The typical pattern of strength differences between genders and ages has also been observed here, with men being significantly stronger than women and both adult groups being significantly stronger than children, but no difference was found between the strength of pre-pubertal boys and girls (Marginson and Eston 2001; Round et al. 1999). Correcting the jointMVC moment for antagonist co-activation resulted in significantly greater peak joint100% moment for each group. Although there were differences between the absolute antagonist moments of each group, relative to the quadsMVC moment the antagonist moments experienced by each group were similar.

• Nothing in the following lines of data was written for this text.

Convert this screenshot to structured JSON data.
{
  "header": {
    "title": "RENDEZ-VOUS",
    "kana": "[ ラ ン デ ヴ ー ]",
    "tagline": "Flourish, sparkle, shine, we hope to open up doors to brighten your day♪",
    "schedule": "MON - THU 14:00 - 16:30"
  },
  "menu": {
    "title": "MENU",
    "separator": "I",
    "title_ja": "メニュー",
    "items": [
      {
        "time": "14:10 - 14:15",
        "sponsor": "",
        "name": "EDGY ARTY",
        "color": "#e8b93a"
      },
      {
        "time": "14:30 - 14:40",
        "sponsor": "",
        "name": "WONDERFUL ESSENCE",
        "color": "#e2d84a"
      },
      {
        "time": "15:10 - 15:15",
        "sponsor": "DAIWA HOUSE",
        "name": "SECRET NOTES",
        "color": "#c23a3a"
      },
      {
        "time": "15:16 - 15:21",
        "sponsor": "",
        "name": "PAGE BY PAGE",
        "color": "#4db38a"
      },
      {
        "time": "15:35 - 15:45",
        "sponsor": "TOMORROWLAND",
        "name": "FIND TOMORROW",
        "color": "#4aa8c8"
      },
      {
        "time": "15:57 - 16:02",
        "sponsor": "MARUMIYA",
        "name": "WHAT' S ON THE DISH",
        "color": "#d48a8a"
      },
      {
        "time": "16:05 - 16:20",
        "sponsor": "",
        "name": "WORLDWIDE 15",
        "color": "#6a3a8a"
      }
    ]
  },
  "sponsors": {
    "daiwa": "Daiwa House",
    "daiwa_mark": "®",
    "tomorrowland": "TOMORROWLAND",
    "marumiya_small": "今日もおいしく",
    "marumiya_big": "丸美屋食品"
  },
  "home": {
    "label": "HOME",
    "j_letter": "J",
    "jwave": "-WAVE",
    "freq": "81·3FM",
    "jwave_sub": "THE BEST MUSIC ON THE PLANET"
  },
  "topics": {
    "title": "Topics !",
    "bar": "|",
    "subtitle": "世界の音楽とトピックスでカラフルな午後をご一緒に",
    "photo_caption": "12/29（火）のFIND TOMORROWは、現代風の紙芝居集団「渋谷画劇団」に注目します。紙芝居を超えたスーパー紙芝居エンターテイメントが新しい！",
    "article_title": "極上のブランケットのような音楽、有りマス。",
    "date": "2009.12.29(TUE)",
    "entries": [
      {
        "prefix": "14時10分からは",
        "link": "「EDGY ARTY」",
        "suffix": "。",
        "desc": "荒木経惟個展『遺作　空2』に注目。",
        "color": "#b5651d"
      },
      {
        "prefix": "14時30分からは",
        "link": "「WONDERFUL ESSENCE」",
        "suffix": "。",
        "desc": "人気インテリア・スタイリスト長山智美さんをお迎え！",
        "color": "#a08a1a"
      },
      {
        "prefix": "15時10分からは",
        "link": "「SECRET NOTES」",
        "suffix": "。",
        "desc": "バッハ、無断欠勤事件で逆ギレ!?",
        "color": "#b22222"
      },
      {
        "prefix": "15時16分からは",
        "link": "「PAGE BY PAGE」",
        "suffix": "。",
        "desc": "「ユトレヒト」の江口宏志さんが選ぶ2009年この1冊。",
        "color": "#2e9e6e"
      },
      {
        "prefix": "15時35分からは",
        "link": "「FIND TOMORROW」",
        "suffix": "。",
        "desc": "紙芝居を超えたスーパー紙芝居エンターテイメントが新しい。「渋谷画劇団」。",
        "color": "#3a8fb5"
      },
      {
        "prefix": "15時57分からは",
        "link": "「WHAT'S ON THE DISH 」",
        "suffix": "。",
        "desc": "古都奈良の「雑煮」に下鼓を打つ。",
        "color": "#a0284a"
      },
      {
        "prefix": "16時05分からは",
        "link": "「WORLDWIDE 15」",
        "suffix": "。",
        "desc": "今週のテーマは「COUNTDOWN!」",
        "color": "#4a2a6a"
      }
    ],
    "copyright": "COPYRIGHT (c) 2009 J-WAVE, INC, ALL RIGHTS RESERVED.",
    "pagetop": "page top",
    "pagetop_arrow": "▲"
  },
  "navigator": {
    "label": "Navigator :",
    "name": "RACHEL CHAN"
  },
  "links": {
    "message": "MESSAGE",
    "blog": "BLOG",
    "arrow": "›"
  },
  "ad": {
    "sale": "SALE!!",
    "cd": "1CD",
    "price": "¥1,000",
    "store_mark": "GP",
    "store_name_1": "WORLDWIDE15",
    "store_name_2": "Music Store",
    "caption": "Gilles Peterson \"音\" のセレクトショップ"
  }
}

This indicates that differences in activation and co-activation make only a minor contribution to the differences in jointMVC between adults and children. Similarly, correcting for the level of voluntary activation level also resulted in significant increases in peak moment for each group. On the contrary, however, the level of voluntary activation did differ between adults and children, with the lower activation levels in children resulting in greater increases from jointMVC to joint100% moment compared to the adults. For instance, the jointMVC moment for boys was 29.3% of that for men, but correcting for activation level resulted in the joint100% moment for boys being 33.9% of that for men. Similarly, the jointMVC moment for the girls was 51.1% of that for women, but the joint100% moment for the girls was 64.2% of that for women (Table 2). Although the difference in the peak joint100% moment between adults and children was reduced by accounting for activation level, the typical pattern of men being stronger than women, who in turn were stronger than either of the child groups, remained. This was also the case when considering quads100% which included the relatively similar antagonist moments for each group. The remaining differences between the jointMVC of adults and children is most likely due to the increased size of adult muscle, allowing a greater number of sarcomeres in parallel, which results in a higher force-producing potential (Gans and Bock 1965).

In conclusion, the knee joint angle at which peak knee extension moment occurs is not different between adults and children of either gender. Although the ability of adults to develop higher activation levels explains some of the increase in the magnitude of peak knee extension moment with maturation, neither agonist voluntary activation level nor the antagonist co-activation level change with knee joint angle in the range 55–90° for adults or children of either gender.